Thanksgiving conjures warm family memories for many people but it can make a home into a house of horrors for pets.
Recently I read a complaint from a reader who said that during Thanksgiving last year a guest insisted on feeding her pet chips and dip with disastrous consequences for the pet.
When the hostess asked the visitor to refrain the guest said, “Oh, it won’t hurt your dog.”
But it DID hurt the pet because the became sick and it was the owners, not the guest, who had to deal with the gas and diarrhea.
The guest was blissfully ignorant of the drama she left behind her.
For some reason people think they can do what they want when it comes to pets at another household.
I know many households who are working to stop their dogs from jumping on guests. When the dogs jump on them the visitors tell them, “Oh it is okay.”
Uh, no it isn’t.
The rules of the household are just that–rules to be followed by guests.
Do what you want in your home and with your pets but not elsewhere. Behaving poorly with pets as a visitor is not good petiquette.
When guest actions might make a pet sick or endanger an animal my fantasy responses to their actions are,
“Well, if you can’t abide by the household rules I’ll just have to ask you to leave.”
Or perhaps, “Okay, then my poor dog will have to be removed to protect his health.”
Or maybe, “I’ll send you the veterinary bill.”
I wonder what their response would be if someone said, “You idiot! How dare you endanger my pet and how the hell do you know what is ‘okay’ or not?”
Of course, most people are too polite to say such things or take such actions–but if your pet suffers after the holiday I hope you will reconsider your guest list or at least take steps to prepare for the holiday with some of the suggestions I outlined in the first post in this series.
No matter how pets are perceived, their bodies function differently than that of a human. Their gastrointestinal tracts are not equipped to handle the amount of fat that comes with drippings, stuffing, buttered mashed potatoes, or chips and dip.

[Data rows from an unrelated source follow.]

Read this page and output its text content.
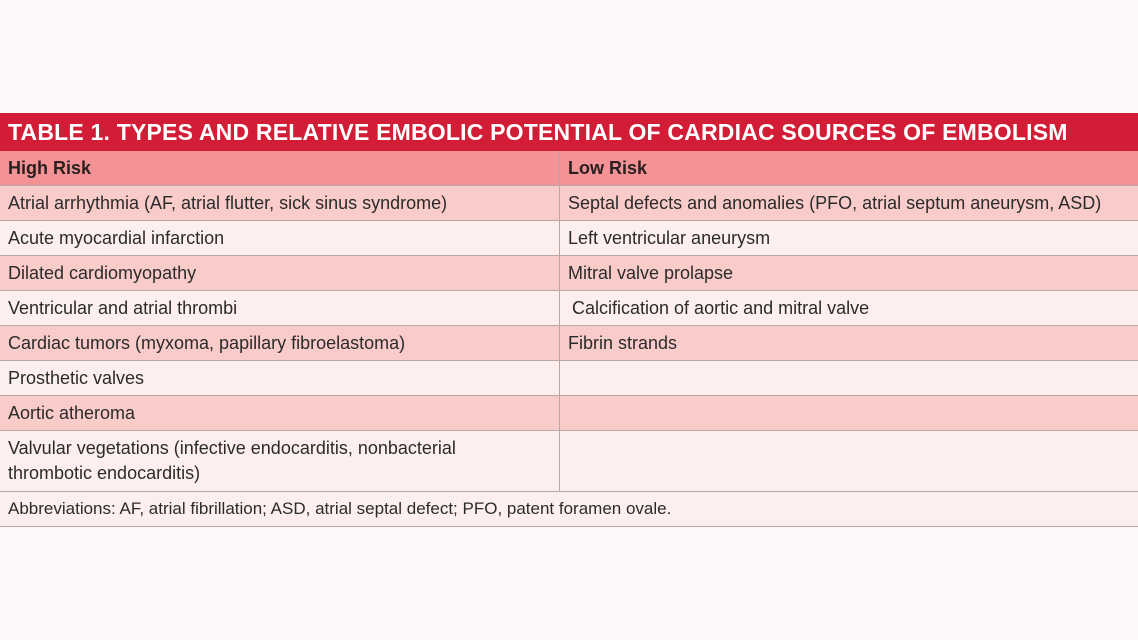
TABLE 1. TYPES AND RELATIVE EMBOLIC POTENTIAL OF CARDIAC SOURCES OF EMBOLISM
High Risk	Low Risk
Atrial arrhythmia (AF, atrial flutter, sick sinus syndrome)	Septal defects and anomalies (PFO, atrial septum aneurysm, ASD)
Acute myocardial infarction	Left ventricular aneurysm
Dilated cardiomyopathy	Mitral valve prolapse
Ventricular and atrial thrombi	Calcification of aortic and mitral valve
Cardiac tumors (myxoma, papillary fibroelastoma)	Fibrin strands
Prosthetic valves
Aortic atheroma
Valvular vegetations (infective endocarditis, nonbacterial thrombotic endocarditis)
Abbreviations: AF, atrial fibrillation; ASD, atrial septal defect; PFO, patent foramen ovale.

Thanksgiving foods can result in diarrhea and vomiting which is why I recommended having acceptable treats (such as from the Kool Dog Cafe) placed around the home to help guests stick to a safer option and to satisfy the interested pets.
I mentioned this before, but common ingredients in a traditional Thanksgiving Day feast are toxic to pets.
- Garlic and onions belong to the allium family and can cause a blood disorder. In sufficient amounts they can cause hemolytic anemia.
- Raisins and grapes contain pet toxins that have been linked to kidney failure.
- Theobromine, the active ingredient in chocolate, can cause heart complications and even seizures. The richer the chocolate, the more dangerous…and potentially lethal.
- Bones from the turkey carcass or roast once consumed can fracture or splinter and cause an obstruction or even tear a pet’s gastrointestinal tract.
If your dog has an upset stomach check with your veterinarian but often giving the dog’s stomach a rest or serving up a bit of bland rice and cooked hamburger might help.
During the Thanksgiving Day Holiday is also important to keep a local veterinary emergency clinic phone number nearby.